Tornando al Jardin de Cactus, è sicuramente un luogo da vedere a Lanzarote. Non è qualcosa di imperdibile ma è una piacevole tappa lungo l’itinerario. Avrei gradito ci fosse qualche spiegazione in più per ogni cactus, in realtà c’è solamente il nome e la provenienza. Il giardino è molto curato e pulito, inoltre è presente un piccolo ristorante/bar dove poter prendere qualcosa da bere vista cactus.

Orari e prezzi:

  • Aperto tutti i giorni dalle 10.00 alle 17.45.
  • 5,8 euro per gli adulti – 2,9 euro il ridotto dai 7 ai 12 anni.

3 – Jameos del Agua

A pochi chilometri dai giardini, sempre in direzione nord, troviamo il Jameos del Agua, quella che ritengo, purtroppo, l’attrazione più turistica dell’isola oltre che molto affollata.

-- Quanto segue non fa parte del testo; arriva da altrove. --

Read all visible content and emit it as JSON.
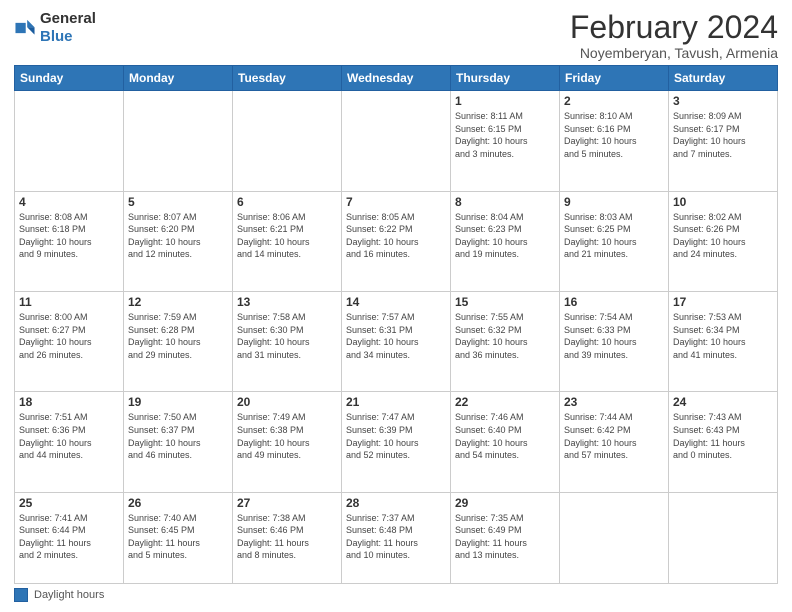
{
  "logo": {
    "general": "General",
    "blue": "Blue"
  },
  "title": "February 2024",
  "subtitle": "Noyemberyan, Tavush, Armenia",
  "days_of_week": [
    "Sunday",
    "Monday",
    "Tuesday",
    "Wednesday",
    "Thursday",
    "Friday",
    "Saturday"
  ],
  "footer": {
    "legend_label": "Daylight hours"
  },
  "weeks": [
    [
      {
        "day": "",
        "info": ""
      },
      {
        "day": "",
        "info": ""
      },
      {
        "day": "",
        "info": ""
      },
      {
        "day": "",
        "info": ""
      },
      {
        "day": "1",
        "info": "Sunrise: 8:11 AM\nSunset: 6:15 PM\nDaylight: 10 hours\nand 3 minutes."
      },
      {
        "day": "2",
        "info": "Sunrise: 8:10 AM\nSunset: 6:16 PM\nDaylight: 10 hours\nand 5 minutes."
      },
      {
        "day": "3",
        "info": "Sunrise: 8:09 AM\nSunset: 6:17 PM\nDaylight: 10 hours\nand 7 minutes."
      }
    ],
    [
      {
        "day": "4",
        "info": "Sunrise: 8:08 AM\nSunset: 6:18 PM\nDaylight: 10 hours\nand 9 minutes."
      },
      {
        "day": "5",
        "info": "Sunrise: 8:07 AM\nSunset: 6:20 PM\nDaylight: 10 hours\nand 12 minutes."
      },
      {
        "day": "6",
        "info": "Sunrise: 8:06 AM\nSunset: 6:21 PM\nDaylight: 10 hours\nand 14 minutes."
      },
      {
        "day": "7",
        "info": "Sunrise: 8:05 AM\nSunset: 6:22 PM\nDaylight: 10 hours\nand 16 minutes."
      },
      {
        "day": "8",
        "info": "Sunrise: 8:04 AM\nSunset: 6:23 PM\nDaylight: 10 hours\nand 19 minutes."
      },
      {
        "day": "9",
        "info": "Sunrise: 8:03 AM\nSunset: 6:25 PM\nDaylight: 10 hours\nand 21 minutes."
      },
      {
        "day": "10",
        "info": "Sunrise: 8:02 AM\nSunset: 6:26 PM\nDaylight: 10 hours\nand 24 minutes."
      }
    ],
    [
      {
        "day": "11",
        "info": "Sunrise: 8:00 AM\nSunset: 6:27 PM\nDaylight: 10 hours\nand 26 minutes."
      },
      {
        "day": "12",
        "info": "Sunrise: 7:59 AM\nSunset: 6:28 PM\nDaylight: 10 hours\nand 29 minutes."
      },
      {
        "day": "13",
        "info": "Sunrise: 7:58 AM\nSunset: 6:30 PM\nDaylight: 10 hours\nand 31 minutes."
      },
      {
        "day": "14",
        "info": "Sunrise: 7:57 AM\nSunset: 6:31 PM\nDaylight: 10 hours\nand 34 minutes."
      },
      {
        "day": "15",
        "info": "Sunrise: 7:55 AM\nSunset: 6:32 PM\nDaylight: 10 hours\nand 36 minutes."
      },
      {
        "day": "16",
        "info": "Sunrise: 7:54 AM\nSunset: 6:33 PM\nDaylight: 10 hours\nand 39 minutes."
      },
      {
        "day": "17",
        "info": "Sunrise: 7:53 AM\nSunset: 6:34 PM\nDaylight: 10 hours\nand 41 minutes."
      }
    ],
    [
      {
        "day": "18",
        "info": "Sunrise: 7:51 AM\nSunset: 6:36 PM\nDaylight: 10 hours\nand 44 minutes."
      },
      {
        "day": "19",
        "info": "Sunrise: 7:50 AM\nSunset: 6:37 PM\nDaylight: 10 hours\nand 46 minutes."
      },
      {
        "day": "20",
        "info": "Sunrise: 7:49 AM\nSunset: 6:38 PM\nDaylight: 10 hours\nand 49 minutes."
      },
      {
        "day": "21",
        "info": "Sunrise: 7:47 AM\nSunset: 6:39 PM\nDaylight: 10 hours\nand 52 minutes."
      },
      {
        "day": "22",
        "info": "Sunrise: 7:46 AM\nSunset: 6:40 PM\nDaylight: 10 hours\nand 54 minutes."
      },
      {
        "day": "23",
        "info": "Sunrise: 7:44 AM\nSunset: 6:42 PM\nDaylight: 10 hours\nand 57 minutes."
      },
      {
        "day": "24",
        "info": "Sunrise: 7:43 AM\nSunset: 6:43 PM\nDaylight: 11 hours\nand 0 minutes."
      }
    ],
    [
      {
        "day": "25",
        "info": "Sunrise: 7:41 AM\nSunset: 6:44 PM\nDaylight: 11 hours\nand 2 minutes."
      },
      {
        "day": "26",
        "info": "Sunrise: 7:40 AM\nSunset: 6:45 PM\nDaylight: 11 hours\nand 5 minutes."
      },
      {
        "day": "27",
        "info": "Sunrise: 7:38 AM\nSunset: 6:46 PM\nDaylight: 11 hours\nand 8 minutes."
      },
      {
        "day": "28",
        "info": "Sunrise: 7:37 AM\nSunset: 6:48 PM\nDaylight: 11 hours\nand 10 minutes."
      },
      {
        "day": "29",
        "info": "Sunrise: 7:35 AM\nSunset: 6:49 PM\nDaylight: 11 hours\nand 13 minutes."
      },
      {
        "day": "",
        "info": ""
      },
      {
        "day": "",
        "info": ""
      }
    ]
  ]
}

Si tratta di un intervento di César Manrique volto a creare una sorta di simbiosi tra la bellezza della natura e la creazione artistica dell’uomo. Visto in questa ottica il Jameos del Agua ha anche il suo perchè, ma essendo una formazione naturale mi sarebbe piaciuto vederlo senza quel forte business che hanno creato attorno.

Il Jameos del Agua prende il nome dal grande lago sotterraneo che si è creato all’interno di un tunnel vulcanico formatosi durante l’eruzione del vulcano Monte de la Corona. 

Il Jameos è strettamente collegato alla Cueva de los Verdes, anch’essa appartiene allo stesso tunnel la cui lunghezza misura quasi 6km di cui 1km e mezzo sotto il mare. 

I tre laghi sotterranei (Jameo Grande, Jameo Chico e Jameo Redondo), essendo sotto il livello del mare, si sono formati grazie a delle infiltrazioni. Una particolarità di questi laghi sono i piccoli granchi cieci, simbolo del Jameos del Agua. Lunghi 1 cm, costellano i fondali e risaltano grazie alla loro colorazione bianca dovuta alla carenza di pigmentazione.

Orari e prezzi:

  • Aperto tutti i giorni dalle 10.00 alle 18.30, il martedì ed il sabato dalle 10.00 alle 24.30.
  • 9,5 euro per gli adulti (sconto del 20% dalle 15 alle 19) – 4,5 euro il ridotto.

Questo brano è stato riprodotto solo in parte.